Part (c)Consider the function below:
$$ f(x) = \begin{cases} 0, & x \geq 0 \\ -2^{g(\log_{(ba^{-1})} (-x))}, & x < 0 \end{cases}, \quad \quad g(x) = \lfloor x \rfloor - \{x\} $$
By property of $g$, for any two real numbers $x$ and $y$, we have $g(x) \geq g(y)$ if and only if either $\lfloor x \rfloor > \lfloor y \rfloor$ or $\lfloor x \rfloor = \lfloor y \rfloor$ and $x \leq y$ (where $g(x) = g(y)$ if and only if $x = y$).
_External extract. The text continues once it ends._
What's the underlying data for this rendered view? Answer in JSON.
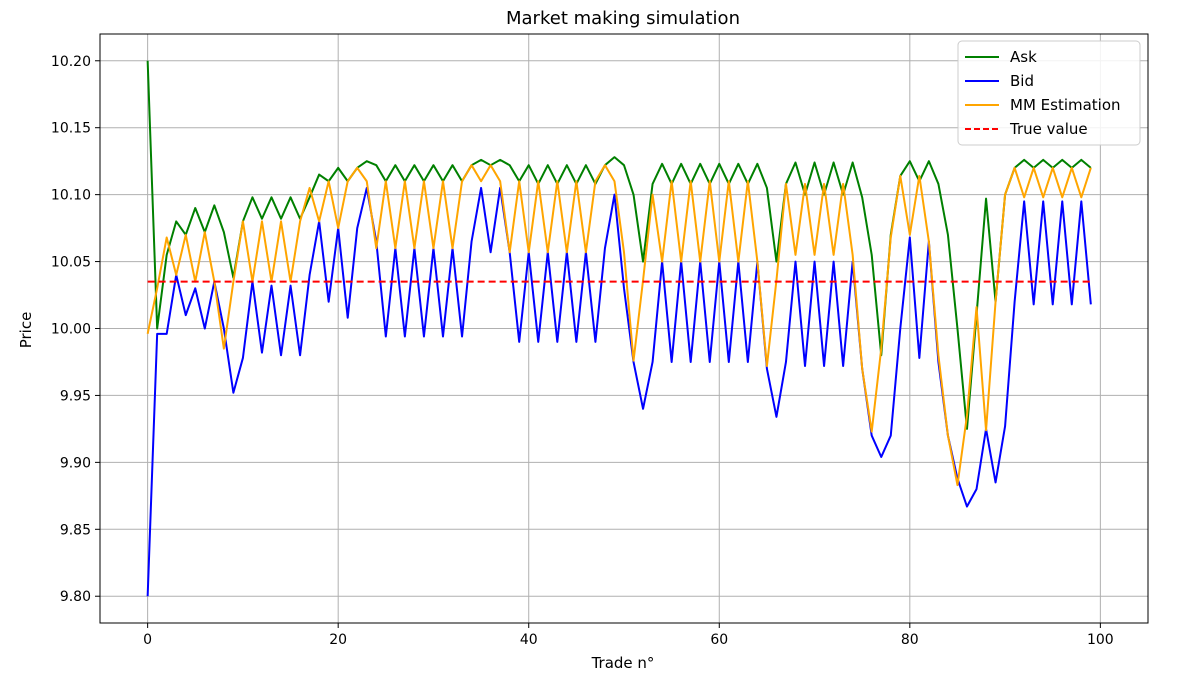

The latter implies that we actually have $f(-1) < f\left(-\sqrt{\frac{b}{a}}\right)$ as $f(-1) = -2^{g(0)} = -1$ while $f\left(-\sqrt{\frac{b}{a}}\right) = -2^{g(0.5)} = -2^{-0.5} = -\frac{1}{2}\sqrt{2}$.
Consider any two real numbers $u$ and $v$ such that $au \leq bv$. If $v \geq 0$, it's obvious that $f(u) \leq f(v) = 0$, so now suppose $v < 0$. Then, $u \leq \frac{bv}{a} < v < 0$, and thus $f(u) \leq f(v)$ is equivalent to
\begin{align*}
-2^{g(\log_{ba^{-1}} (-u))} &\leq -2^{g(\log_{ba^{-1}} (-v))} \\
g(\log_{ba^{-1}} (-u)) &\geq g(\log_{ba^{-1}} (-v))
\end{align*}
The former of the condition $g(x) \geq g(y)$ always holds whenever $x - y \geq 1$, so it is sufficient to prove that $\log_{ba^{-1}} (-u) - \log_{ba^{-1}} (-v) \geq 1$. But this is equivalent to $\frac{u}{v} \geq \frac{b}{a}$, which since $u < 0 < a$, is equivalent to $au \leq bv$. We are done.